The most crucial part of the Court's reasoning was the structural distinction within Entry 43. The Legislature, in its wisdom, had placed 'Motor Vehicles' in sub-entry (1) and items like 'tyres and tubes' in sub-entry (2) as 'parts and accessories' of those vehicles. The Court reasoned that a rubber flap's primary role is to protect the tube. Therefore, at best, it could be considered an accessory to the tyre or the tube, but not to the motor vehicle as a whole.

Deconstructing such nuanced legal arguments is where legal tech becomes invaluable. For professionals short on time, CaseOn.in 2-minute audio briefs provide a quick and efficient way to grasp the core reasoning of complex rulings like this, making case analysis more accessible.

The Court articulated that an item that is an accessory to a part (the tube) cannot be elevated to the status of an accessory to the whole (the vehicle) for the purpose of this specific tax entry. The chain of classification stopped at the part itself. To support this interpretation, the Court also noted that under the Central Excise & Tariff Act, rubber flaps are classified under rubber products (Chapter 40) and not as parts of motor vehicles (Chapter 87), indicating a common market and legislative understanding that they are distinct items.

Conclusion: Supreme Court Sets the Record Straight

The Supreme Court concluded that rubber flaps could not be classified as 'accessories of motor vehicles' under Entry 43(2) of the U.P. Sales Tax Act. It held that since a flap is, at best, an accessory to a tyre or tube (which are themselves classified as parts/accessories), it cannot be considered an accessory to the motor vehicle itself. The Court, therefore, allowed the appeal, setting aside the High Court's judgment and ruling that the rubber flaps should be taxed as unclassified items.

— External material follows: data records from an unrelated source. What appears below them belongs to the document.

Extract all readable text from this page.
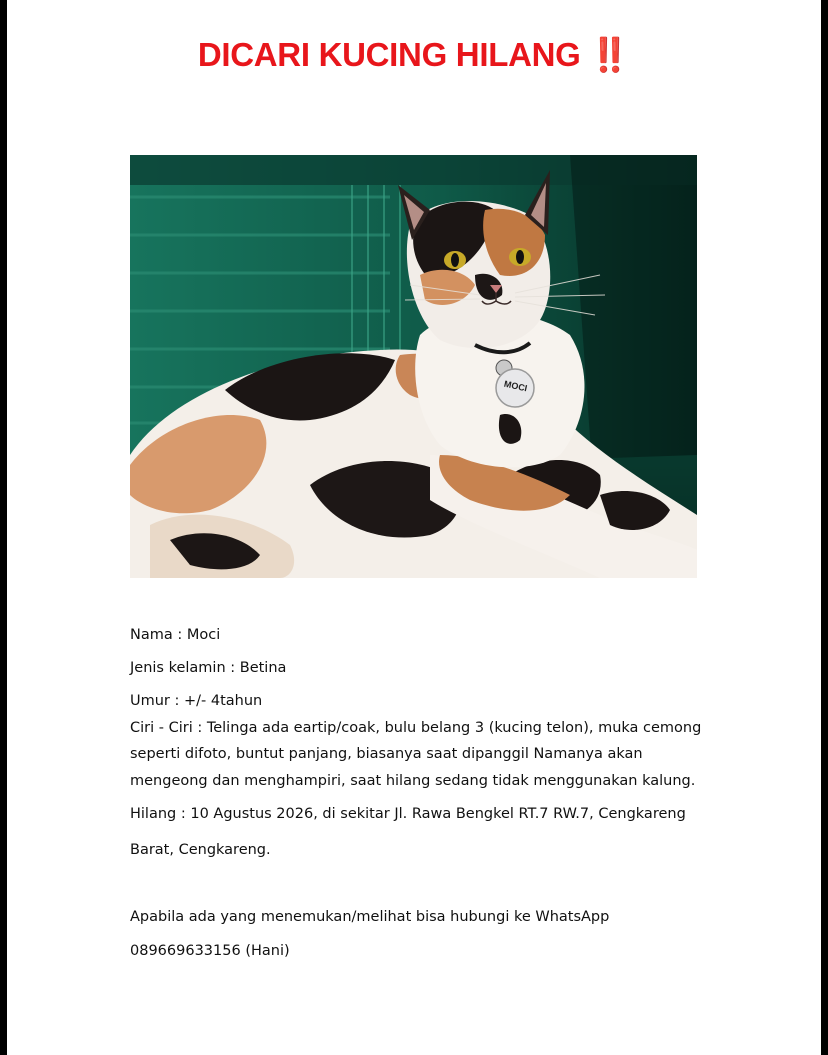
DICARI KUCING HILANG ‼️
MOCI

Nama : Moci

Jenis kelamin : Betina

Umur : +/- 4tahun

Ciri - Ciri : Telinga ada eartip/coak, bulu belang 3 (kucing telon), muka cemong

seperti difoto, buntut panjang, biasanya saat dipanggil Namanya akan

mengeong dan menghampiri, saat hilang sedang tidak menggunakan kalung.

Hilang : 10 Agustus 2026, di sekitar Jl. Rawa Bengkel RT.7 RW.7, Cengkareng

Barat, Cengkareng.

Apabila ada yang menemukan/melihat bisa hubungi ke WhatsApp

089669633156 (Hani)
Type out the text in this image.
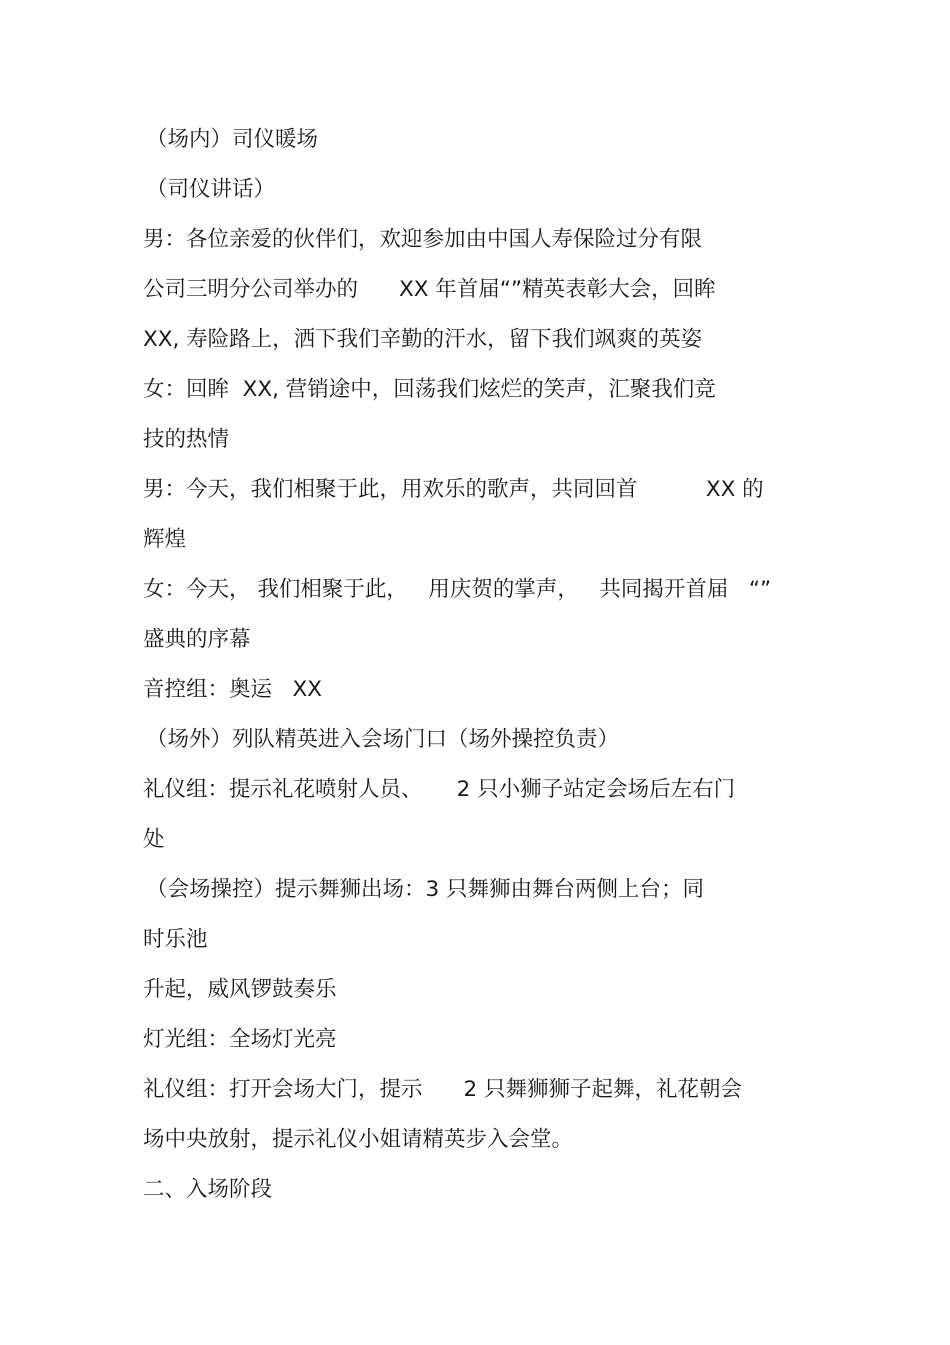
（场内）司仪暖场

（司仪讲话）

男：各位亲爱的伙伴们，欢迎参加由中国人寿保险过分有限

公司三明分公司举办的      XX 年首届“”精英表彰大会，回眸

XX, 寿险路上，洒下我们辛勤的汗水，留下我们飒爽的英姿

女：回眸  XX, 营销途中，回荡我们炫烂的笑声，汇聚我们竞

技的热情

男：今天，我们相聚于此，用欢乐的歌声，共同回首          XX 的

辉煌

女：今天， 我们相聚于此，   用庆贺的掌声，   共同揭开首届   “”

盛典的序幕

音控组：奥运   XX

（场外）列队精英进入会场门口（场外操控负责）

礼仪组：提示礼花喷射人员、     2 只小狮子站定会场后左右门

处

（会场操控）提示舞狮出场：3 只舞狮由舞台两侧上台；同

时乐池

升起，威风锣鼓奏乐

灯光组：全场灯光亮

礼仪组：打开会场大门，提示      2 只舞狮狮子起舞，礼花朝会

场中央放射，提示礼仪小姐请精英步入会堂。

二、入场阶段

Final Summary of the Judgment

In essence, the Supreme Court ruled in favor of the manufacturer, M/s United Copiex. It established that for tax classification purposes under the U.P. Sales Tax Act, a clear distinction must be made between an accessory of a motor vehicle and an accessory of a motor vehicle's part. A rubber flap, being an accessory to a tube/tyre (a part), does not automatically become an accessory to the vehicle itself. This narrow and precise interpretation led to the reclassification of rubber flaps as unclassified items, subject to a lower tax rate.

Why is This Judgment a Must-Read for Legal Professionals?

This ruling is a vital piece of jurisprudence for lawyers and law students for several reasons:

  • Masterclass in Statutory Interpretation: It showcases how courts meticulously dissect the text, structure, and intent of a law, especially in fiscal statutes where precision is paramount.
  • The 'Accessory of a Part' Principle: It establishes a crucial legal principle that an accessory of a component part is not necessarily an accessory of the composite whole, a distinction that has wide-ranging implications in tax and commercial law.
  • Importance of Legislative Structure: The judgment underscores how the division of a single legal entry into sub-entries can fundamentally alter its meaning and application.

Disclaimer

The information provided in this article is for informational purposes only and does not constitute legal advice. Readers are advised to consult with a qualified legal professional for advice on any specific legal issue or matter.